Input: (["insert", "insert", "insert", "getRandom", "remove", "getRandom"], [1, 1, 2, None, 1, None], 1)

Expected Output: [True, False, True, 1, True, 2]

Explanation: After the three inserts, `data = [1, 1, 2]`. The first generator state picks index 0, so `getRandom()` returns 1. `remove(1)` deletes the tracked occurrence at index 1 and swaps 2 into that slot, leaving `data = [1, 2]`. The next generator state picks index 1, so the final `getRandom()` returns 2.

Input: (["getRandom", "remove", "insert", "getRandom", "remove", "getRandom"], [None, 5, -3, None, -3, None], 0)

Expected Output: [None, False, True, -3, True, None]

Explanation: The multiset starts empty, so the first `getRandom()` returns `None`. Removing 5 fails. After inserting -3, the next `getRandom()` must return -3 because it is the only stored value. Removing -3 empties the multiset again.

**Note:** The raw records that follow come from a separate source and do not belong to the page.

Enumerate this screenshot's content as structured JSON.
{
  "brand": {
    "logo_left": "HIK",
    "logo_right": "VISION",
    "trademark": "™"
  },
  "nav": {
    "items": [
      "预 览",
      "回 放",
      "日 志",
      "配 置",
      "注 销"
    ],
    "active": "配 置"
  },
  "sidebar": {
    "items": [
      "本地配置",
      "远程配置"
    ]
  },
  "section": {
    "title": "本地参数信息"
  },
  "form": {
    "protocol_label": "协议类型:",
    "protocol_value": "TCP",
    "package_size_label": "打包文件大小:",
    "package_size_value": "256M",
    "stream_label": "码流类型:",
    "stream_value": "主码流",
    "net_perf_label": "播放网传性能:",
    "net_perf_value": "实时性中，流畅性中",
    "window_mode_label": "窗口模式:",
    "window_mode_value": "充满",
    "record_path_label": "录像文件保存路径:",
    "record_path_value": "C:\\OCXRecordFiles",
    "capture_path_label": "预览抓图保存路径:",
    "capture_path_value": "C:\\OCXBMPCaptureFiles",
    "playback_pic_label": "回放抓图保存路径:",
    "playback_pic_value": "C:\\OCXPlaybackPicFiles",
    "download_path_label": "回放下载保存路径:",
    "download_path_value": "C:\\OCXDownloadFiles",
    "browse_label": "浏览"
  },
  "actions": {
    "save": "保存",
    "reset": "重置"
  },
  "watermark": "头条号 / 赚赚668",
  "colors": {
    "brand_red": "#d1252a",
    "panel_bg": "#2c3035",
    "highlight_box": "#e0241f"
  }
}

Input: (["insert", "insert", "insert", "insert", "insert", "remove", "remove", "remove", "getRandom"], [1, 9, 1, 8, 1, 9, 8, 1, None], 5)

Expected Output: [True, True, False, True, False, True, True, True, 1]

Explanation: After removing 9, the last 1 is moved into its slot, so the tracked index list for value 1 becomes unsorted. Removing 8 leaves three 1s. The next `remove(1)` is the tricky case where the removed slot is filled by another 1 that was already the last array element. The final multiset is `[1, 1]`, so `getRandom()` returns 1.

Input: (["insert", "insert", "insert", "remove", "insert", "getRandom", "remove", "getRandom"], [10, 20, 30, 20, 20, None, 10, None], 1)

Expected Output: [True, True, True, True, True, 10, True, 30]

Explanation: Removing 20 swaps 30 into its old slot, then inserting 20 again gives `data = [10, 30, 20]`. With seed 1, the first `getRandom()` picks index 0 and returns 10. Removing 10 swaps 20 to the front, leaving `data = [20, 30]`. The next generator state picks index 1, so the final `getRandom()` returns 30.

Input: ([], [], 42)

Expected Output: []

Explanation: No operations means there are no results to return.

Hints

  1. A plain set is not enough because duplicates matter. Think about storing every occurrence in an array so `getRandom` can choose by index.
  2. To remove in O(1), swap the last array element into the deleted slot. An extra mapping from array index to its position inside that value's index list lets you update the moved element in O(1).